After discussion of the latest thinking about director independence, the following practice points emerged:

  • At least annually, have directors complete questionnaires drafted in manner that is sufficient to permit an objective assessment of director independence, and consider re-circulating these questionnaires off-cycle if the company has a material transaction on the horizon.
  • If these questionnaires reveal relationships and interests that may implicate independence, the inhouse legal department should be asking follow up questions to determine more information about these relationships and interests. It will be important to be obtain information that will permit the board’s evaluation of independence to be sensitive to nuances – e.g., going golfing a few times a year is a different relationship than renting vacation homes together.
  • Expect plaintiffs’ counsel to use internet search engines to check for indicia of a lack of independence. Corporations should do the same as a secondary way to check whether directors have relationships and interests that merit further consideration.
  • Be willing to have hard conversations with people who have been on the board together a long time to determine whether they can still be independent.
  • Consider whether it might be appropriate to set up a standing litigation committee consisting of independent directors to avoid the situation faced in Sandys v. Pincus.

The session recognized that there are many instances where directors will have relationships or interests in connection with the matter before the board that differ from stockholders generally, but these directors may nonetheless have knowledge or expertise that is important to the matter being considered by the board and how in such situations the key is to assure that these directors are not dominating the process.

The session explored how the dynamic nature of the scope of technology companies and their strategic plans often leads to overlaps between entities that were not foreseeable only a short time earlier. The session highlighted the importance of disclosing these relationships to the full board as far in advance as possible so that the legal department at the corporation may take appropriate action to assure these conflicts are managed in a way that preserves the integrity of the board processes and disclosed to stockholders where material. The session then discussed the interplay between the need to discover and disclose this information to stockholders and the developing jurisprudence in the Delaware courts that permits claim extinguishment as a result of a fully informed, uncoerced stockholder vote.

The session continued with a discussion about the ways in which capital structures associated with start-ups and venture capital funding can create conflicts of interest. Members of the panel debated protections for equity from prior rounds that might be squeezed out later in a down round.

The session concluded by discussing the criteria for good special committee processes and how these criteria vary depending on the nature of the conflict that the special committee process is formed to avoid or overcome and the type of transaction or determination that the special committee will be addressing.
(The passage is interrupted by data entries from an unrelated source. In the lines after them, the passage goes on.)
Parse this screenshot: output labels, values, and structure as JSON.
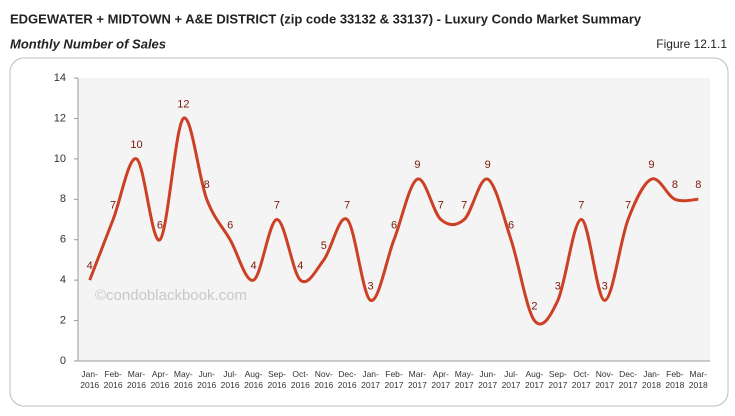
{
  "chart_data": {
    "type": "line",
    "title": "EDGEWATER + MIDTOWN + A&E DISTRICT (zip code 33132 & 33137) - Luxury Condo Market Summary",
    "subtitle": "Monthly Number of Sales",
    "figure_label": "Figure 12.1.1",
    "watermark": "©condoblackbook.com",
    "categories": [
      "Jan-2016",
      "Feb-2016",
      "Mar-2016",
      "Apr-2016",
      "May-2016",
      "Jun-2016",
      "Jul-2016",
      "Aug-2016",
      "Sep-2016",
      "Oct-2016",
      "Nov-2016",
      "Dec-2016",
      "Jan-2017",
      "Feb-2017",
      "Mar-2017",
      "Apr-2017",
      "May-2017",
      "Jun-2017",
      "Jul-2017",
      "Aug-2017",
      "Sep-2017",
      "Oct-2017",
      "Nov-2017",
      "Dec-2017",
      "Jan-2018",
      "Feb-2018",
      "Mar-2018"
    ],
    "values": [
      4,
      7,
      10,
      6,
      12,
      8,
      6,
      4,
      7,
      4,
      5,
      7,
      3,
      6,
      9,
      7,
      7,
      9,
      6,
      2,
      3,
      7,
      3,
      7,
      9,
      8,
      8
    ],
    "color": "#cc4125",
    "ylim": [
      0,
      14
    ],
    "yticks": [
      0,
      2,
      4,
      6,
      8,
      10,
      12,
      14
    ],
    "grid": false
  }
}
The session deliberated about:

  • the appropriate timing for putting a special committee in place,
  • how to evaluate the adequacy of the independence of the directors appointed to the committee,
  • the proper scope of the mandate of a special committee in different situations,
  • the role of the financial advisor to the special committee,
  • the role of inhouse counsel in connection with a special committee,
  • the potential differences between in-person and telephonic meetings from a fiduciary duty perspective, and
  • the optimal approach to the preparation of minutes.